As the Big Data explosion continues, Data Scientists are increasingly needing to run a mix of traditional batch oriented workloads with service oriented workloads on Hadoop clusters in order to process and analyze the massive amounts of data, and turn the data into knowledge. While the Hadoop resource manager supports dynamic allocation of resources for batch workloads, computing resources are statically allocated to workloads requiring long running services (non-batch workloads), resulting in reduced performance, underutilization, and increased infrastructure costs.
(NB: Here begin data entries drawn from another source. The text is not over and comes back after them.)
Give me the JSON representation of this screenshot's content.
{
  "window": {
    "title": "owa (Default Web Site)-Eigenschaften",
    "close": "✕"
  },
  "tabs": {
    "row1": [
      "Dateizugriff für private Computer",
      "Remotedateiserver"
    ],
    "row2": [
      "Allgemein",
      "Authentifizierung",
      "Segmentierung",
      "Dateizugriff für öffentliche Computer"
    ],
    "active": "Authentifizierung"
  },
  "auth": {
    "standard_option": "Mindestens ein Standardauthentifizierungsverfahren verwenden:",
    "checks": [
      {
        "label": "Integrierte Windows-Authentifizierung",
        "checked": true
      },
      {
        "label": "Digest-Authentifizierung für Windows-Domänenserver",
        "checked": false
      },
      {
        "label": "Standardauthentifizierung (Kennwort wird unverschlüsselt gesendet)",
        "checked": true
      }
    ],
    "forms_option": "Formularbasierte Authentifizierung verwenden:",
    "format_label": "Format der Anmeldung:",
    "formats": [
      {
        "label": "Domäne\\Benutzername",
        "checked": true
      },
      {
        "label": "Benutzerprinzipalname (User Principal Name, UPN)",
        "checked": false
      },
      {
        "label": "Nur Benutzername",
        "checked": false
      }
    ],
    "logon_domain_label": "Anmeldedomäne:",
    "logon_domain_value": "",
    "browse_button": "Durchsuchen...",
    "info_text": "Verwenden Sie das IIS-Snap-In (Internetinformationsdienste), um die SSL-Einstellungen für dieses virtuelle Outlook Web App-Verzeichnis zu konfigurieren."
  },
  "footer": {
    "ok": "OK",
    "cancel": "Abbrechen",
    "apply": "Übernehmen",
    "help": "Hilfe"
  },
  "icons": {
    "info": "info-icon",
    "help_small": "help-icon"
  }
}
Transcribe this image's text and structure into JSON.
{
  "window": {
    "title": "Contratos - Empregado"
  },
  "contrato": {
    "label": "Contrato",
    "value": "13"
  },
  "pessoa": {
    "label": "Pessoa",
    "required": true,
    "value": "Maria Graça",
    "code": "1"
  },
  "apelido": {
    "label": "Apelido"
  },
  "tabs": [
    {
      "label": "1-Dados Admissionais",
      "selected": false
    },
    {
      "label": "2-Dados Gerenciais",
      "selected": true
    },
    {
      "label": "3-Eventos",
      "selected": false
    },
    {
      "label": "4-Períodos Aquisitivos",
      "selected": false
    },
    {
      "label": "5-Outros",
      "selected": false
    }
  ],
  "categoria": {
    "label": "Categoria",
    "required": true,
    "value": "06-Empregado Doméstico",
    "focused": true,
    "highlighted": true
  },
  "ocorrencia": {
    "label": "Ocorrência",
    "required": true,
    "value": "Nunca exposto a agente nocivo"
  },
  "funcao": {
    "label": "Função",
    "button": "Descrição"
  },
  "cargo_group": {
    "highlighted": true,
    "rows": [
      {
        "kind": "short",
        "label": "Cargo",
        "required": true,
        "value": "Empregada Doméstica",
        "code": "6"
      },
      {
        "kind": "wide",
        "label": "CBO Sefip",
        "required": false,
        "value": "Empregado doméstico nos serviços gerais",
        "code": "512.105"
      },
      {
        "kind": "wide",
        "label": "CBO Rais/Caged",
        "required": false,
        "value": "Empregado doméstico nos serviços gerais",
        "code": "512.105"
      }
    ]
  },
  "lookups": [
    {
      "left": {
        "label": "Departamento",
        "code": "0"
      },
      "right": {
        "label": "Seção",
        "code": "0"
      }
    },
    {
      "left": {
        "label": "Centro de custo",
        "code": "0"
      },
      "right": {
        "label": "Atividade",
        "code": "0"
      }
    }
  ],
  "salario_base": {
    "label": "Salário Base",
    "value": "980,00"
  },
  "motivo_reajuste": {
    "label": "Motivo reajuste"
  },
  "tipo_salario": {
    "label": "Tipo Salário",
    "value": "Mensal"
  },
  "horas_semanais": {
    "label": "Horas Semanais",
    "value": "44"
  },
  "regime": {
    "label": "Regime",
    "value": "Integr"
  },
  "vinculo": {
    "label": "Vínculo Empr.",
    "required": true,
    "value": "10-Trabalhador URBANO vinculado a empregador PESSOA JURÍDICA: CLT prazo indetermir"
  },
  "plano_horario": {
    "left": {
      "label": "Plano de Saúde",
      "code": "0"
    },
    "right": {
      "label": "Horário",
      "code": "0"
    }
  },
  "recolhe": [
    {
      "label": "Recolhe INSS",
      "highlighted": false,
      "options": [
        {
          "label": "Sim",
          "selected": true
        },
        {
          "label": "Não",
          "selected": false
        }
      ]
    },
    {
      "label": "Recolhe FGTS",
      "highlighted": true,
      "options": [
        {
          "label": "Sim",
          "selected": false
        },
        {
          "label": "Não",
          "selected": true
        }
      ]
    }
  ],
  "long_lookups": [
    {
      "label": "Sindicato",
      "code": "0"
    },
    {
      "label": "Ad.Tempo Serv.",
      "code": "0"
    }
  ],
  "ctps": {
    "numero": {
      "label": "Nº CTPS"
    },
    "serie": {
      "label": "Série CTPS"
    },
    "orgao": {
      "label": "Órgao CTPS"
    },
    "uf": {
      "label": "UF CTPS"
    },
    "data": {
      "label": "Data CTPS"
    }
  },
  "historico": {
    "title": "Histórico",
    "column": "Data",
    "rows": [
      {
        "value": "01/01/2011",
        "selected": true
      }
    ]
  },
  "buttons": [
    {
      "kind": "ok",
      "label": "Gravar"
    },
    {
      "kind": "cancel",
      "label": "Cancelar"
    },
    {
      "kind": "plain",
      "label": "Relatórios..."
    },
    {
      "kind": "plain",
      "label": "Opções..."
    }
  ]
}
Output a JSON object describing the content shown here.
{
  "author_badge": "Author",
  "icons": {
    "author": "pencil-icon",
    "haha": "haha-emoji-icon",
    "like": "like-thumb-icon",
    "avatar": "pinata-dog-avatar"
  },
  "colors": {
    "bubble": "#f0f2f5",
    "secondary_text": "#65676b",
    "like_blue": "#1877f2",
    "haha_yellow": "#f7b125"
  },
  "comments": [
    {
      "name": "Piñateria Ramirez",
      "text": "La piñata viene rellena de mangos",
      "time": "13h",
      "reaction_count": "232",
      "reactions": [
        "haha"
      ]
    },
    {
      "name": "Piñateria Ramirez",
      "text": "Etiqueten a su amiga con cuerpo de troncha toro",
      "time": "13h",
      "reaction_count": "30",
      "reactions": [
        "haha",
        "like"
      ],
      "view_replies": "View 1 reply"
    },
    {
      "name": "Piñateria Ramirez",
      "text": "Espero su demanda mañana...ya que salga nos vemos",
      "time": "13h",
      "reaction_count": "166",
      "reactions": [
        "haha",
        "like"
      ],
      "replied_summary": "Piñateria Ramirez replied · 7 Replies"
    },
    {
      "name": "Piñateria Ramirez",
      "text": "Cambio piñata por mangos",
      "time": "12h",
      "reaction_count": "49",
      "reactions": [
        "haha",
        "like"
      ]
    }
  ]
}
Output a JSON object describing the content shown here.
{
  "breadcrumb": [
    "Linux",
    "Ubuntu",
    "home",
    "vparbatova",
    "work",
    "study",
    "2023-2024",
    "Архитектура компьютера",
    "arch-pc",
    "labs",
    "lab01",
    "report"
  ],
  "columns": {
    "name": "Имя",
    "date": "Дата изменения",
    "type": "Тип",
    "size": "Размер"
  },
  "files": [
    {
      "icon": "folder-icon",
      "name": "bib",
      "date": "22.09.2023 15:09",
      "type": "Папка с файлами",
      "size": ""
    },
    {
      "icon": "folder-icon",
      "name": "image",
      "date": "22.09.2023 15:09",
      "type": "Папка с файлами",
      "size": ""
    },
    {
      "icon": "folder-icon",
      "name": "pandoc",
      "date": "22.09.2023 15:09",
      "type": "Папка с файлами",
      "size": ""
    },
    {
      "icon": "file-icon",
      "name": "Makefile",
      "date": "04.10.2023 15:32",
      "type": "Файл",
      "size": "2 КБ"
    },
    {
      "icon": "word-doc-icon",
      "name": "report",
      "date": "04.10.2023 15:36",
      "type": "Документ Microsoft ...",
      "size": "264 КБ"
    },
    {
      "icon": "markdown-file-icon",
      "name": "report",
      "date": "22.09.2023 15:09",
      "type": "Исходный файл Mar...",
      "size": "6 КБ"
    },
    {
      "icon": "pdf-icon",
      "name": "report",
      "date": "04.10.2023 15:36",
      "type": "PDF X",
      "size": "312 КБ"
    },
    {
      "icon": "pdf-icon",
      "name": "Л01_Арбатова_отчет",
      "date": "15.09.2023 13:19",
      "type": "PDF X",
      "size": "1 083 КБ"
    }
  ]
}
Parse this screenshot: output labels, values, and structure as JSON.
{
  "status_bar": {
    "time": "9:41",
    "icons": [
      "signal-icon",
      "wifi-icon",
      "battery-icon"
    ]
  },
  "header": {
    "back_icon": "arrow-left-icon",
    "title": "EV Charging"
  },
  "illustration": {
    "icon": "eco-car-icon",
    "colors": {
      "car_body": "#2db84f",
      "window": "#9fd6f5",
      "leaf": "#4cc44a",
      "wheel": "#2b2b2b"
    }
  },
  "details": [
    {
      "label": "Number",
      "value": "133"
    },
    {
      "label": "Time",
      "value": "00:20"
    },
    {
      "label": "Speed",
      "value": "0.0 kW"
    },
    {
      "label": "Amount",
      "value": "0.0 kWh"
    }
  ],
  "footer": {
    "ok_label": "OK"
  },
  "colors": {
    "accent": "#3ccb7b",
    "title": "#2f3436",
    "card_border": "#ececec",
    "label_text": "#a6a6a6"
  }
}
Teraproc Application Autoscaler dynamically grows and shrinks the number of long running services on Hadoop clusters. Through integration with the Hadoop resource manager YARN, and the Hadoop application manager Slider, Teraproc Application Autoscaler enables a Hadoop environment to dynamically allocate resources to workloads requiring long running services. At the core of Teraproc Application Autoscaler is an analysis engine that analyzes application business logic and metrics for resource demand, and a policy engine that allows configuration of thresholds, scaling rules, and actions to meet service level agreements. Teraproc Application Autoscaler enhances both YARN and Slider to schedule resource and application more intelligently. Teraproc Application Autoscaler is an agent based architecture. Agents are to be developed to collect systems metrics from the underlying monitoring system, and to introspect application managers. Teraproc Application Autoscaler supports both on premise, static Hadoop clusters, as well as dynamic Hadoop clusters on cloud infrastructures. By integration with the Amazon cloud, Teraproc Application Autoscaler can dynamically expand the size of a Hadoop cluster if the resources within a cluster is insufficient to meet the workload demand.
Teraproc Application Autoscaler supports Hadoop Mapreduce, HBase, Storm, Spark and HPC workload management engines in the same shared cluster infrastructure, while guaranteeing the following service levels:
- The average cpu or memory utilization is above 80%
- The average response time of servicing a request in Hbase is less than 5 seconds
Teraproc Application Autoscaler can also configure and monitor the SLA and auto-scale policies of applications in Hadoop operation manager Ambari.